Amardeep Singh, a spokesman for the Sikh Coalition, said the Pentagon had so far been unwilling to firmly commit to taking people whose religion included dress and grooming requirements.

"If the military wants to have a uniform means of addressing how, when and where religious garb or apparel may be worn, they're going to have to create implementation guides that are very clear and specific, like the militaries in Canada, Britain and India," he said.

In those countries, guidelines clearly state how Sikhs will dress and present themselves while in uniform.

The US military's approach has not always presented such a hurdle. The first Sikh in the US Army is believed to have been Bagat Singh Thind, who joined up in the First World War. Photos show him with turban and beard in a large group of bare-headed troopers at Camp Lewis, Washington, in 1918.

Since then, several dozen observant Sikhs have served in the US Army, Navy or Air Force, with the peak coming between the 1960s and 1980s, according to Amandeep Sidhu, an attorney with McDermott Will & Emery, who has worked with the Sikh Coalition.

Concerned about lax discipline in the aftermath of the Vietnam War, the Pentagon revised its policies in the 1980s to strengthen the military with more strict uniformity, Sidhu said.

Sikhs already in the military, including a doctor and a dentist, were allowed to continue to wear their turbans, hair and beards, but the stiffer regulations acted as a virtual roadblock to younger Sikhs trying to enter the service.

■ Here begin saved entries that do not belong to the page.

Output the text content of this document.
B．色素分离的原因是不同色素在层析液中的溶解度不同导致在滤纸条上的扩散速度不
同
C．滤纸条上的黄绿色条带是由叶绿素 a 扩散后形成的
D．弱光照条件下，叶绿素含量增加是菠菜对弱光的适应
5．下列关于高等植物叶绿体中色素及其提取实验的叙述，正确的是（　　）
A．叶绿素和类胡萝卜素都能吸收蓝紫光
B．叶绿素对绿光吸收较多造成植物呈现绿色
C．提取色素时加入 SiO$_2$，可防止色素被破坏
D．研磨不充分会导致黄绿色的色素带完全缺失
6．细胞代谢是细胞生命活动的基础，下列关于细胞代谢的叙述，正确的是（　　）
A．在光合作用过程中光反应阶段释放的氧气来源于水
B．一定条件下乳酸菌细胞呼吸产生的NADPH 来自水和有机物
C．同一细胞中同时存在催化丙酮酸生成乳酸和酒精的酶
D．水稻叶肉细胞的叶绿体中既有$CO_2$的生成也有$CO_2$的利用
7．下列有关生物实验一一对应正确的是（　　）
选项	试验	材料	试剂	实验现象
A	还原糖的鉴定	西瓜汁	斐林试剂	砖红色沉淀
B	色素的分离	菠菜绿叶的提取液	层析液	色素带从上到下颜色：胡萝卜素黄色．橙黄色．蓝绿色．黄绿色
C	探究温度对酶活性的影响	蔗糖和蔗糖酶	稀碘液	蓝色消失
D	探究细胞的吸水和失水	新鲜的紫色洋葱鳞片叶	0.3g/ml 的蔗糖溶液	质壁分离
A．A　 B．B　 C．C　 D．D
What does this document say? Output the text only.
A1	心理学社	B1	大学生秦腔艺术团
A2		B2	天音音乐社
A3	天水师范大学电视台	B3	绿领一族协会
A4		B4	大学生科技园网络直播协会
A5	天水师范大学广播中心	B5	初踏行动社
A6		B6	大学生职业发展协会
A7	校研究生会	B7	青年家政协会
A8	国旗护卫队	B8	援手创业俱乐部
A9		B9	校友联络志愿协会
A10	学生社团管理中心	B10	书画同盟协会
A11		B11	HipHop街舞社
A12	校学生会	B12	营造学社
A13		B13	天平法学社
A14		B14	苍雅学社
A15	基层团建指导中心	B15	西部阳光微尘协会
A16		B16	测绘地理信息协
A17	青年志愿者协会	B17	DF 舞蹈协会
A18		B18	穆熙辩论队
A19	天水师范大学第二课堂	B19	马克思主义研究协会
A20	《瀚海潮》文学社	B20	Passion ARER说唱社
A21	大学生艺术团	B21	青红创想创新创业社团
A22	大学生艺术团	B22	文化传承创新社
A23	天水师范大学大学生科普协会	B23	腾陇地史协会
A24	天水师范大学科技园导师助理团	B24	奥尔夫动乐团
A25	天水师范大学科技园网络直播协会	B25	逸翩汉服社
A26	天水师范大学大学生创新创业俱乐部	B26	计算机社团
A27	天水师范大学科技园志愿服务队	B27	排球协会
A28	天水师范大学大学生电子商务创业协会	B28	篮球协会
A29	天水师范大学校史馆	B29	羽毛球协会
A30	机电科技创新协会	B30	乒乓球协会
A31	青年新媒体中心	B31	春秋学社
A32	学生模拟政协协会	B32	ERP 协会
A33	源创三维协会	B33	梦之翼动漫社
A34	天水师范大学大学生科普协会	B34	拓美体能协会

In 2009, Kalsi and a Sikh dentist being trained under an Army assistance program approached the Sikh Coalition seeking help to obtain religious accommodations.

Both received waivers and deployed to Afghanistan. Kalsi was awarded a Bronze Star for his service, and Captain Tejdeep Rattan, a dentist, received an Army Commendation Medal.

Sidhu said the three Sikhs currently serving in the military had shown they could appear neat and conservative in uniform and safely wear helmets and gas masks even with long hair and beards. But despite their success, a Sikh still cannot join the military like any other American.

"For all intents and purposes, he can't show up at basic training without shaving his beard, cutting his hair and taking off his turban, in violation of his religion," Sidhu said.